Vector tiles are encoded as Google protocol buffers (PBF), a compact binary format for structured data serialization. In this case I'm using the the pbf library from Mapbox to generate protocol buffers. First we need to compile a JavaScript module from the vector_tile.proto file which defines the protocol buffer message. This file is part of the MVT spec.

const Pbf = require("pbf");
const Compile = require("pbf/compile");

const proto = fs.readFileSync(path.join(__dirname, "vector_tile.proto"));
const proto_schema = schema.parse(proto);
const mvt = Compile(proto_schema);

The tricky part of creating the object to write to the protocol buffer is encoding the geometries. In vector tiles, geometries are referenced in a pixel based coordinate system with the origin in the upper left corner. Geometries are encoded as a sequence of 32 bit integers, with each integer being either a command or a parameter. Command integers consist of a command ID (such as MoveTo, LineTo, or ClosePath) in the least significant 3 bits, and a command count in the remaining 29 bits. Parameters are zigzag encoded.

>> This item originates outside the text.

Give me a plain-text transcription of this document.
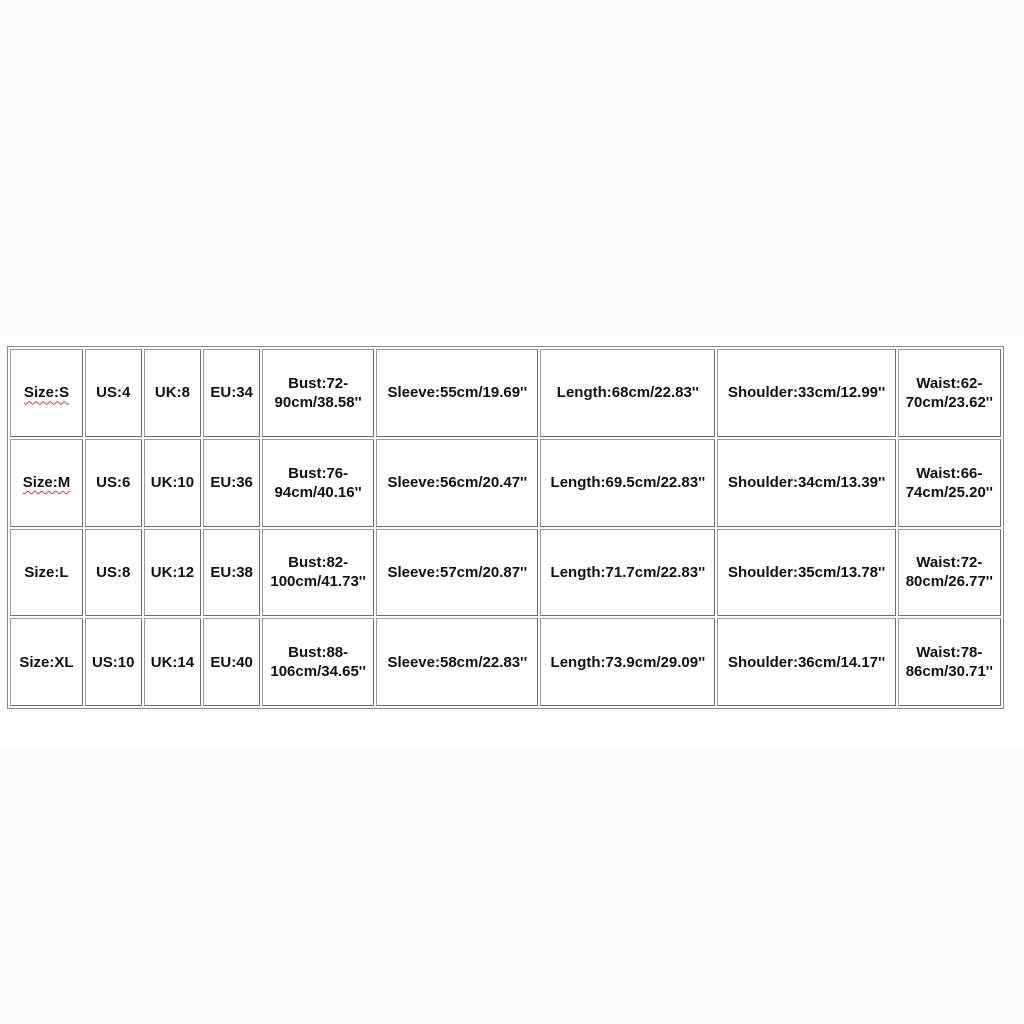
Size:S	US:4	UK:8	EU:34	Bust:72-90cm/38.58''	Sleeve:55cm/19.69''	Length:68cm/22.83''	Shoulder:33cm/12.99''	Waist:62-70cm/23.62''
Size:M	US:6	UK:10	EU:36	Bust:76-94cm/40.16''	Sleeve:56cm/20.47''	Length:69.5cm/22.83''	Shoulder:34cm/13.39''	Waist:66-74cm/25.20''
Size:L	US:8	UK:12	EU:38	Bust:82-100cm/41.73''	Sleeve:57cm/20.87''	Length:71.7cm/22.83''	Shoulder:35cm/13.78''	Waist:72-80cm/26.77''
Size:XL	US:10	UK:14	EU:40	Bust:88-106cm/34.65''	Sleeve:58cm/22.83''	Length:73.9cm/29.09''	Shoulder:36cm/14.17''	Waist:78-86cm/30.71''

function commandInteger(id, count) {
    return (id & 0x7) | (count << 3);
}

function parameterInteger(value) {
    return (value << 1) ^ (value >> 31);
}

So for each bucket we first need to convert to geographic coordinates, and then to pixel coordinates:

buckets.forEach(bucket => {
    const hash = bucket.key;
    const [ minLat, minLon, maxLat, maxLon ] = ngeohash.decode_bbox(hash);
    const feature = new PolygonFeature();
    feature.addPolygon([
        self.coordsToPixels(minLon, maxLat),
        self.coordsToPixels(maxLon, maxLat),
        self.coordsToPixels(maxLon, minLat),
        self.coordsToPixels(minLon, minLat)
    ]);
    layer.addFeature(feature);
});

For the conversion from geographic coordinates to pixel coordinates we can make use of the handy pointToTileFraction() function from the global-mercator package.

const tileSize = 4096;

coordsToPixels(lon, lat) {
    const fraction = globalMercator.pointToTileFraction([lon, lat], xyz[2], false);
    const x = Math.floor((fraction[0] - xyz[0]) * tileSize);
    const y = Math.floor((fraction[1] - xyz[1]) * tileSize);
    return [ x, y ];
};

We now have pixel based coordinates, which we can encode to a sequence of integers. Our cursor starts at [0, 0], and from that position we MoveTo the first corner coordinate. For each subsequent corner coordinate we calculate a delta and add a LineTo command, until we arrive back at the beginning and append a ClosePath command. Our final position is where we will start from when the next polygon is added.

this.geometry = [];
this.cursor = [0, 0];

addPolygon(coords) {
    let delta = [ coords[0][0] - cursor[0], coords[0][1] - cursor[1] ];
    this.geometry = this.geometry.concat(commandInteger(MOVETO, 1));
    this.geometry = this.geometry.concat(encodePoint(delta));
    this.cursor = delta;
    coords.shift();
    this.geometry = this.geometry.concat(commandInteger(LINETO, coords.length));
    coords.forEach(xy => {
        delta = [ xy[0] - this.cursor[0], xy[1] - this.cursor[1] ];
        this.cursor = xy;
        this.geometry = this.geometry.concat(encodePoint(delta));
    });
    this.geometry = this.geometry.concat(commandInteger(CLOSEPATH, 1));
}

Once our tile object is ready, we can write it to a protocol buffer using the mvt object we compiled earlier:

generateBuffer() {
    const pbf = new Pbf();
    mvt.Tile.write(this, pbf);
    return Buffer.from(pbf.finish());
}

Encoding attributes

I did not touch on feature attributes yet and will not go into detail here, but attributes are encoded as a series of tags, where each tag points to either a key or a value. Keys and values are stored at the layer level.

Visualizing vector tiles

The repository includes example code featuring an Elasticsearch Docker container, a simple tile server, and a visualization using Mapbox GL JS. The tile server generates vector tiles on the fly based on the geohash precision included in the request URL. Features can be encoded as polygons but also as points. In the example below the results from a coarser aggregation are encoded as polygons, and combined with the results from a more granular aggregation encoded as points.

geohash map